Toll-and-Borrow a Car-Toll Trap

Reading Steven Frias’s commentary in today’s Providence Journal points toward a possibility that should really be emphasized as the General Assembly embarks on a session during which some are saying truck tolls are a done deal.  Frias notes decades of resistance to tolls, in Rhode Island, and emphasizes that:

In the past, new taxes have been expanded after efforts to avoid the tax led to revenue shortfalls. For example, in 1969, Gov. Frank Licht’s investment tax was adopted. It was an income tax limited to only interest paid on savings accounts, dividends, and capital gains, which significantly impacted a small minority of taxpayers. But after millions were withdrawn from savings accounts in Rhode Island banks and reinvested into tax-exempt bonds to avoid the tax, the investment tax ended up generating far less in revenue than originally estimated. As a result, in 1971, a state income tax was imposed on all.

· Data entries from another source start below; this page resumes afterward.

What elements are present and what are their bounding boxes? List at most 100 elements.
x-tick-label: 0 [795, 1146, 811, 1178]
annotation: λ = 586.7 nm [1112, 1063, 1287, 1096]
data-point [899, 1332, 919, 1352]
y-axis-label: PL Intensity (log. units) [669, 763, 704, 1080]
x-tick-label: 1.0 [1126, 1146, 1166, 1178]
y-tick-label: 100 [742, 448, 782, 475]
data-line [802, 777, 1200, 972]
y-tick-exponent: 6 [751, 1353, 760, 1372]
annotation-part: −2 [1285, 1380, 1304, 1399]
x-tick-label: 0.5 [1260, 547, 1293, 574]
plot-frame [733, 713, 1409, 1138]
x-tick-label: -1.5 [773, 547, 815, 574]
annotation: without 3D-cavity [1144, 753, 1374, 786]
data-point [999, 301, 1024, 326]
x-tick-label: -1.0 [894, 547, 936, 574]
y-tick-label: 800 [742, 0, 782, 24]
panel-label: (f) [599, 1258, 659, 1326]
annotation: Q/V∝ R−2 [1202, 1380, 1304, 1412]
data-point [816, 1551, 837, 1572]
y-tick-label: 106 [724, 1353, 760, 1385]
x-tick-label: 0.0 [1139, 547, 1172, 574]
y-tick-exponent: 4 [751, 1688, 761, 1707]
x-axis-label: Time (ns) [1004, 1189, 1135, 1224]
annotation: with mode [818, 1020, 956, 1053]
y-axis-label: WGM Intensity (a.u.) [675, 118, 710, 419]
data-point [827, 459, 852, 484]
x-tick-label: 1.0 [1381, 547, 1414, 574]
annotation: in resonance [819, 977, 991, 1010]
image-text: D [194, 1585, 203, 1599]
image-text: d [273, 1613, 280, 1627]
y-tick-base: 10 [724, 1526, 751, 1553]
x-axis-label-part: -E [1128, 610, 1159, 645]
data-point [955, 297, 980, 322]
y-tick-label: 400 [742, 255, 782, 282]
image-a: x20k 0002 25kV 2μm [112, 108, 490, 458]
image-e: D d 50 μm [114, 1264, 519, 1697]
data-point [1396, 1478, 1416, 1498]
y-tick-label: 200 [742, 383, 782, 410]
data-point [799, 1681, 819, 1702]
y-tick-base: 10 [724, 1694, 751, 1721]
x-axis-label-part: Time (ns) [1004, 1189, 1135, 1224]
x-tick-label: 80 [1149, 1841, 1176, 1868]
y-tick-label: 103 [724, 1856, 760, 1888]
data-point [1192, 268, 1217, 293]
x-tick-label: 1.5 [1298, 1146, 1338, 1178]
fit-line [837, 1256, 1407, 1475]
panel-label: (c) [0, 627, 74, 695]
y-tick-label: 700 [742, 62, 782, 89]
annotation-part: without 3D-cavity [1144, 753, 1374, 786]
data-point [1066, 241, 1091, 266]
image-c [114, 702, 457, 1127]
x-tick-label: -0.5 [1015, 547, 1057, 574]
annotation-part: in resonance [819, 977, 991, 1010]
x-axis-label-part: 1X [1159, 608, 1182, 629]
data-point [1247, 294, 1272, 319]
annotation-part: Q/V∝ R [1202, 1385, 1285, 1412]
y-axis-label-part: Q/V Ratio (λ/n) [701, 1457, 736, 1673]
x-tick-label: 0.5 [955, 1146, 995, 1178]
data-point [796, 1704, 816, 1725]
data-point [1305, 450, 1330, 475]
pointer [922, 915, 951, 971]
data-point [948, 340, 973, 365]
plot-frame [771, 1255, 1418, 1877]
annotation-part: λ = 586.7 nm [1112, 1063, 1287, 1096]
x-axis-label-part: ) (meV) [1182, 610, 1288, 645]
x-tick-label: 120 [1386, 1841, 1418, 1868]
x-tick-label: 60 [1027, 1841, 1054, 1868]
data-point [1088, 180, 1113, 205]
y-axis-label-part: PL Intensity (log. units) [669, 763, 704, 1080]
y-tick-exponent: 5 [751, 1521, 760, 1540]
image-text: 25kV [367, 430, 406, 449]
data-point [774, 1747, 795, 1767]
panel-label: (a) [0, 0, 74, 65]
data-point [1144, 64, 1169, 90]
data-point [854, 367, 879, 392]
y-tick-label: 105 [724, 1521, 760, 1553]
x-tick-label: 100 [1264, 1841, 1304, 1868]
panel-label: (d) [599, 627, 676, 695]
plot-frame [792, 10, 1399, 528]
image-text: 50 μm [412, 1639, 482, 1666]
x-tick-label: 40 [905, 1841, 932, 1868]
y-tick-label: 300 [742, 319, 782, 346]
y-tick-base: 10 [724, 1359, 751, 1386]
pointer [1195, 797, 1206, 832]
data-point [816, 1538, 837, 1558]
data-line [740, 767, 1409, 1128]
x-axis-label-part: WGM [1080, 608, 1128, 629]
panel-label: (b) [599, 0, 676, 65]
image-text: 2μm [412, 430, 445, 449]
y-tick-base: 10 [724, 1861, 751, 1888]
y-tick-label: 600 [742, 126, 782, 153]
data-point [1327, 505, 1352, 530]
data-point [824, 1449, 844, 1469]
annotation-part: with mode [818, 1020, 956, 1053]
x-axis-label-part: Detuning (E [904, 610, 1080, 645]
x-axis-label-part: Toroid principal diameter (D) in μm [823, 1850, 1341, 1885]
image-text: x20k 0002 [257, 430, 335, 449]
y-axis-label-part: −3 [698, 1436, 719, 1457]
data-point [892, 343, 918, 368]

In particular Democrat Governor Gina Raimondo’s toll-and-borrow scheme is practically designed to ensure that tolls expand to cars if the actual collections fall short of the estimates (and they will).

Some have wondered why the governor is so insistent on rushing forward with a revenue bond when a general obligation bond would be sure to pass at the ballot box and would save the state tens or hundreds of millions of dollars in interest.  I’d argue that this financing mechanism would be contrary to the state constitution if we had a real judiciary, but even if that isn’t the case, why waste taxpayer dollars?  One obvious explanation is that unnecessarily high interest on the debt makes RhodeWorks a twofer for Raimondo’s friends and backers, funding work for the Laborer’s union and a windfall for Wall Street investment types.

Another explanation could be that people in state government have their eyes on much more revenue — revenue that’s relatively easy to ratchet up and that doesn’t count in some measurements of the state’s tax burden — by taxing cars.  From this cynical perspective, we can observe that placing a debt of the state on the rickety planks of such a narrow bridge makes it likely that the revenue source will prove inadequate, practically obligating the state to expand the base, specifically to catch the driving piggy banks that can’t simply route around the state: those of us who live here.

Such a cynic might also expect that the governor has the calendar worked out with the expectation that she’ll have moved up to bigger and better things by the time this becomes clear.  (She certainly has the investment experience to know how to structure the bonds to ensure the delay.)  But even without that level of cynicism, it’s reasonable to conclude that one truly “done deal” should be the end of the political career of any legislator or executive who brings any tolls to the state as part of this particular project.